The title of the third chapter of this text reveals the symbol and the theme:"My Fool-Saint." This chapter describes the curious fascination that Mrs. Dempster exerts on Dunstable Ramsay, who is of course dogged by massive guilt at the accident that he supposedly caused when he dodged the snowball that his friend threw at him and it hit Mrs. Dempster instead, triggering a premature labour and consigning her to madness. However, what is key for this chapter is the way that as Dunstable Ramsay grows up, his Presbyterian conscience causes him to feel constantly guilty for what he feels was his sin in causing Mrs. Dempster's madness.

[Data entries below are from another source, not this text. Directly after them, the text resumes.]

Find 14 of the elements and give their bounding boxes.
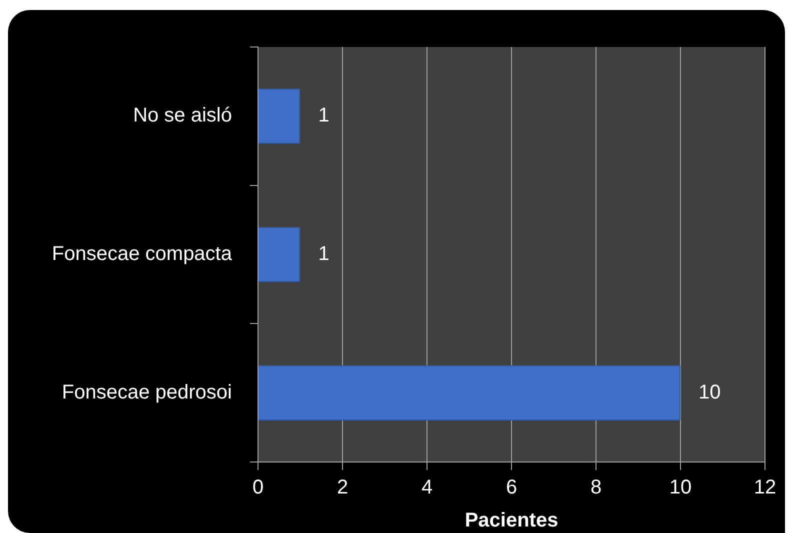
y-tick-label: Fonsecae compacta [52, 243, 233, 266]
y-tick-label: No se aisló [133, 104, 232, 127]
data-label: 1 [318, 243, 330, 266]
data-label: 1 [318, 104, 330, 127]
x-tick-label: 6 [506, 476, 518, 499]
x-tick-label: 10 [669, 476, 692, 499]
data-label: 10 [698, 381, 721, 404]
x-tick-label: 12 [754, 476, 776, 499]
x-axis-title: Pacientes [464, 510, 558, 532]
x-tick-label: 0 [252, 476, 264, 499]
x-tick-label: 2 [336, 476, 348, 499]
y-tick-label: Fonsecae pedrosoi [62, 381, 232, 404]
x-tick-label: 4 [421, 476, 433, 499]
x-tick-label: 8 [590, 476, 602, 499]
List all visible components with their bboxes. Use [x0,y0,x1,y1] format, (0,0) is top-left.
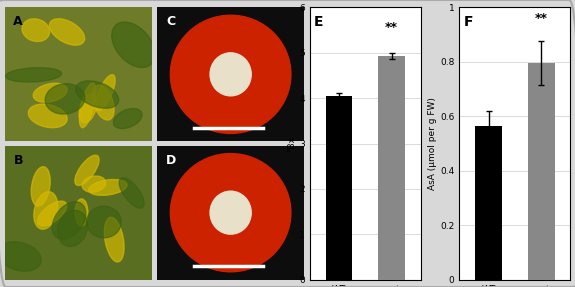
Text: A: A [13,15,23,28]
Ellipse shape [104,217,124,262]
Bar [476,126,502,280]
Ellipse shape [170,154,291,272]
Ellipse shape [49,19,85,45]
Text: C: C [166,15,175,28]
Text: E: E [314,15,324,29]
Ellipse shape [170,15,291,133]
Ellipse shape [113,108,142,129]
Ellipse shape [112,22,155,67]
Ellipse shape [79,83,96,128]
Text: D: D [166,154,176,166]
Bar [378,56,405,280]
Ellipse shape [75,155,99,185]
Ellipse shape [87,206,121,238]
Ellipse shape [33,83,67,102]
Text: B: B [13,154,23,166]
Text: **: ** [535,12,548,25]
Ellipse shape [31,167,50,206]
Ellipse shape [75,199,88,226]
Text: **: ** [385,22,398,34]
Y-axis label: AsA (μmol per g FW): AsA (μmol per g FW) [428,97,438,190]
Ellipse shape [6,68,62,82]
Bar [325,96,352,280]
Ellipse shape [210,53,251,96]
Ellipse shape [93,85,114,120]
Ellipse shape [37,201,67,226]
Ellipse shape [79,94,97,123]
Ellipse shape [22,19,49,42]
Ellipse shape [95,75,115,111]
Ellipse shape [34,192,58,229]
Ellipse shape [82,176,106,192]
Ellipse shape [52,202,86,239]
Ellipse shape [58,210,87,247]
Y-axis label: °Bx: °Bx [288,135,296,152]
Ellipse shape [76,81,118,108]
Ellipse shape [45,84,85,114]
Ellipse shape [119,178,144,208]
Text: F: F [464,15,473,29]
Bar [528,63,554,280]
Ellipse shape [0,242,41,271]
Ellipse shape [210,191,251,234]
Ellipse shape [28,104,67,128]
Ellipse shape [89,179,127,195]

His interest in religion and in particular hagiography, or the lives of saints, causes him to identify Mrs. Dempster as his own personal saint, or a fool-saint, thanks to the definition provided by Father Regan:
...somebody who seems to be full of holiness and loves everybody and does every good act he can, but because he's a fool it all comes to nothing — to worse than nothing, because it is virtue tainted with madness, and you can't tell where it'll end up.
As the novel progresses it is clear that this governing symbol of the fool-saint is designed for a number of purposes: it allows Ramsay to replace her as simply the victim of his crime and view her as much more than that, and it also allows him to pedestal her as being some kind of model for Ramsay's life. The rest of the novel, particularly its concluding part, involves Ramsay's realisation of how it has been unhelpful for him to mythologise her and to attribute supernatural acts to her. The symbol of the fool-saint in this chapter is therefore strongly related to the theme of guilt and also Ramsay's response to that guilt.